Ikone der Großen Ökumene – interreligiöser Dialog
Idee: Sr. Elisabeth Neumeister OSB, Abtei Burg Dinklage
Ausführung: Br. Ansgar Stukenborg OSB, Kloster Nütschau

Ökumene ist für mich, Jahrgang 1945 und seit 1973 als Benediktinerin im Kloster Burg Dinklage lebend immer ein lebensbegleitendes Thema gewesen, weil meine Eltern eine „konfessionsverbindende“ Ehe eingegangen sind. Bei mir selbst hat sich nach und nach der interreligiöse Dialog eingestellt. Viele persönliche Begegnungen , gute Literatur, die mir in die Hände fiel: auf sehr unterschiedlicher Art und Weise fand eine Auseinandersetzung und Vertiefung statt. Ich kann heute von mir sagen, ich bin positiv ökumenisch geprägt. Und irgendwann zeigte sich mir wie in einem Traum das Bild der „Großen Ökumene“. Im Gespräch mit Bruder Ansgar, der Ikonen schreibt –und immer wieder neue Ikonen gestaltet – nahm die“ Ikone der großen Ökumene“ Gestalt an.
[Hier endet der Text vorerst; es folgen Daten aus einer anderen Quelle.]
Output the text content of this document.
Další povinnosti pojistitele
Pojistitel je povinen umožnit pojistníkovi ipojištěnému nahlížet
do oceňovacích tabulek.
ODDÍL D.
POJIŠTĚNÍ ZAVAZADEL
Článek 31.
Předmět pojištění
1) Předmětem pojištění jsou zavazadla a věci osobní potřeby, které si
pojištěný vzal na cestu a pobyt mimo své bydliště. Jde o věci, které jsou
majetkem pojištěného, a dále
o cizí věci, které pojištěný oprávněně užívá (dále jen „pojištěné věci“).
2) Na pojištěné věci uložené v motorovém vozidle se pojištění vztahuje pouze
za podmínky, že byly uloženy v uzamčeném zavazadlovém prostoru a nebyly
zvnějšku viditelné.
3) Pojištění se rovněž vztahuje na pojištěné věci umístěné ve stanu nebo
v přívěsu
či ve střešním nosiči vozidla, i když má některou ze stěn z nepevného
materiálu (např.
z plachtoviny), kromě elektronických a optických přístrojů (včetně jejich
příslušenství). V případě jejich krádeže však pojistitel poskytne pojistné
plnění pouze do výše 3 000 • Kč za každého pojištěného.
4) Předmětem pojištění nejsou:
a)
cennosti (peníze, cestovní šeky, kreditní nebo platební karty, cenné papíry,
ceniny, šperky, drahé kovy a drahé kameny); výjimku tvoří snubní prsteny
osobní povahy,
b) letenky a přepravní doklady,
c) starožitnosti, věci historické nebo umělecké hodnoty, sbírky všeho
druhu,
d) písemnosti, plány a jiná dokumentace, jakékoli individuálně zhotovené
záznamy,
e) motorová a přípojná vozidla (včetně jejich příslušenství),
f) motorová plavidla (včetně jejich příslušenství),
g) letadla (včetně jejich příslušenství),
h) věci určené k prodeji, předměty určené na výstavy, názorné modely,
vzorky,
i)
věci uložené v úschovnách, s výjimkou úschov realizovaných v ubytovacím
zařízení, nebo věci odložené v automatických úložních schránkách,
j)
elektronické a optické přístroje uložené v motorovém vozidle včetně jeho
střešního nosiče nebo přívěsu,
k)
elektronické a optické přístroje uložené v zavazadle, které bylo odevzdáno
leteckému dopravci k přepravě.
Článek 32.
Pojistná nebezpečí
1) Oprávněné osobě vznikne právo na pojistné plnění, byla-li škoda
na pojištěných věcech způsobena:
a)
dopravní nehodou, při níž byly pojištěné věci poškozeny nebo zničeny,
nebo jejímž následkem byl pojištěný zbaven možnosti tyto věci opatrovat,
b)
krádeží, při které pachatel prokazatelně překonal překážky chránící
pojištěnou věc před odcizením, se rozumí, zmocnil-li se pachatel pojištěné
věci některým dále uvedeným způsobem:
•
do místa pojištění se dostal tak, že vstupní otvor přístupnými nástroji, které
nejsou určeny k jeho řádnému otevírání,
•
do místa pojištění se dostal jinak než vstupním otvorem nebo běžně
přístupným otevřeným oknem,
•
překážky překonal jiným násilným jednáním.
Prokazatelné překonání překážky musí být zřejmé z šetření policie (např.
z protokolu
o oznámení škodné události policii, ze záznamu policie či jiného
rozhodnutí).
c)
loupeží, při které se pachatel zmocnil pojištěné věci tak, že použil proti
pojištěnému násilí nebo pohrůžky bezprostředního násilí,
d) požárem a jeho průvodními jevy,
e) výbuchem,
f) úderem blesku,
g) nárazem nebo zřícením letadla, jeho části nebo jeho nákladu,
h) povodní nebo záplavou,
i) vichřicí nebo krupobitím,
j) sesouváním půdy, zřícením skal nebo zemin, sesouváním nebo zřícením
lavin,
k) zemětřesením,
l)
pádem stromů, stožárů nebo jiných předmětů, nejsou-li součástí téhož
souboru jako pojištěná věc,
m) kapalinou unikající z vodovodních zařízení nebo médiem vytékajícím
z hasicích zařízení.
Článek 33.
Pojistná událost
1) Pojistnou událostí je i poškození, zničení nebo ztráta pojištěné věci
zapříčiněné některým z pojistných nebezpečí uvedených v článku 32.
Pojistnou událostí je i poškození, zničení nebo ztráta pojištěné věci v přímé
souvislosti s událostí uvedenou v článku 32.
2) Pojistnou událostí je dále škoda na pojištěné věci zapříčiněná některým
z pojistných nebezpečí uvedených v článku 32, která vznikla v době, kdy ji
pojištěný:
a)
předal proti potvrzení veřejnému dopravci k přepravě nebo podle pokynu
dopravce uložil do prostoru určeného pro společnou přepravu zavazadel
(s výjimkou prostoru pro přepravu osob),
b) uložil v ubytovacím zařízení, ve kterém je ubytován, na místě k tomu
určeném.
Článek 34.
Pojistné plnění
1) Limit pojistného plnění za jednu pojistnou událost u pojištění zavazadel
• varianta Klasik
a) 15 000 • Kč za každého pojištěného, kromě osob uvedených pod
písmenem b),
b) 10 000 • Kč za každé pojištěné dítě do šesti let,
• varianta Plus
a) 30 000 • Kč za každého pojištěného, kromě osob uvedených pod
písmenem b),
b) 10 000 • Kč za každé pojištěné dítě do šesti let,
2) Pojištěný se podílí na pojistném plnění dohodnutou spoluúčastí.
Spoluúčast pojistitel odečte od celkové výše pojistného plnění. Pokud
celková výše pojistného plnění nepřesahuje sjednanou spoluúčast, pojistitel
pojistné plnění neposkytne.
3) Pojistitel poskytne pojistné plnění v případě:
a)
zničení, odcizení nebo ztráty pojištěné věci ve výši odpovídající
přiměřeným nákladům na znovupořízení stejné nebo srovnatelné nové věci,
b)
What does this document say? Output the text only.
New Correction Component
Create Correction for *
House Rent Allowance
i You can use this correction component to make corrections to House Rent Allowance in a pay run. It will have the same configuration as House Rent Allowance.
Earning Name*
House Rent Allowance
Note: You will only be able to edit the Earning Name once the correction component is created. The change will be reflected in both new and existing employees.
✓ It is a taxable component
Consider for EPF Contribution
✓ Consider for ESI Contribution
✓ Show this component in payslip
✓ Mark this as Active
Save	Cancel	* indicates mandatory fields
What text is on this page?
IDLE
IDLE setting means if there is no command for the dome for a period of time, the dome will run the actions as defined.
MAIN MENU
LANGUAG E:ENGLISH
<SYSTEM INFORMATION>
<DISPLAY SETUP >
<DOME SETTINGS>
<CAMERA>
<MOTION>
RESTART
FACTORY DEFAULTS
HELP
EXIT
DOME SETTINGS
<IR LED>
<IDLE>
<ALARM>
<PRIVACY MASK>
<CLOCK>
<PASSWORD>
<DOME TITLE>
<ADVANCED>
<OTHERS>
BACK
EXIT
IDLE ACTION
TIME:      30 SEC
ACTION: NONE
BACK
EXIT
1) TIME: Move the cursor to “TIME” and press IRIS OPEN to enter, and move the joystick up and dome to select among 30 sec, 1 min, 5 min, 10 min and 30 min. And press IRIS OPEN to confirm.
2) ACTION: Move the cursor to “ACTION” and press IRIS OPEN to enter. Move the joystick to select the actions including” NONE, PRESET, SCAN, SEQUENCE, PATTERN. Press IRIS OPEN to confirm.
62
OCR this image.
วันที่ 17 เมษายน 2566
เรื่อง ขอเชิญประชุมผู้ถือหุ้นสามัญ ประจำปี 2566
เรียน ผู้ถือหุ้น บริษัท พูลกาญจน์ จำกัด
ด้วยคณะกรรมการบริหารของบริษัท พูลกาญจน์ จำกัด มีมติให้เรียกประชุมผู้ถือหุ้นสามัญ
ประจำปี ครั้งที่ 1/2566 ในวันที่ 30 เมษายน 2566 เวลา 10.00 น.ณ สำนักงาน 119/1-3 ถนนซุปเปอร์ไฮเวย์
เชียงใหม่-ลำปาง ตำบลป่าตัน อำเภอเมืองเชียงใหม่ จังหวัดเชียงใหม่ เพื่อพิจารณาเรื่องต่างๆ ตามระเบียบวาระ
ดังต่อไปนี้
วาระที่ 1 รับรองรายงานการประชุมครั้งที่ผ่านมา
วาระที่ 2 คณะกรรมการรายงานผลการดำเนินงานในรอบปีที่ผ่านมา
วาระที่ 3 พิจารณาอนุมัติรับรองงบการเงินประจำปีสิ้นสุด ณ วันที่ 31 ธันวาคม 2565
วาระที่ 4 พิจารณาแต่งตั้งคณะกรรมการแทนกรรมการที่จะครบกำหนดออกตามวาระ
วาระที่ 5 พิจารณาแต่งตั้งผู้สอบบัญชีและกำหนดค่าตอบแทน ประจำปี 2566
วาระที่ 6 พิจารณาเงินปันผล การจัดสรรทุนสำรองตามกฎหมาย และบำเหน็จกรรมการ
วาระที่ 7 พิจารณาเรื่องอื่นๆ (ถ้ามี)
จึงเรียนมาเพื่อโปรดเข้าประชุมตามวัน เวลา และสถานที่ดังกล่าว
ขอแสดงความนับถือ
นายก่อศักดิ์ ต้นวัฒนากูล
Im interreligiösen Dialog begegnen sich Gläubige verschiedener Religionen in einer Atmosphäre der Offenheit und Wertschätzung. In einer immer mehr globalisierten Welt, bei der Begegnung mit Nachbarn anderer religiösen Traditionen dürfen wir heute neu die Bedeutung des „gemeinsamen Menschseins“ vor Gott erfahren. Diese Erfahrung wurzelt für Juden und Christen in der biblischen Aussage, dass Gott der Schöpfer und Bewahrer der ganzen Schöpfung ist. „Des HERRN ist die Erde und was sie erfüllt, der Erdkreis und seine Bewohner.“ (Ps “4,1) Die eschatologischen Visionen in der Bibel nehmen vorweg, dass alle Völker zusammenkommen werden.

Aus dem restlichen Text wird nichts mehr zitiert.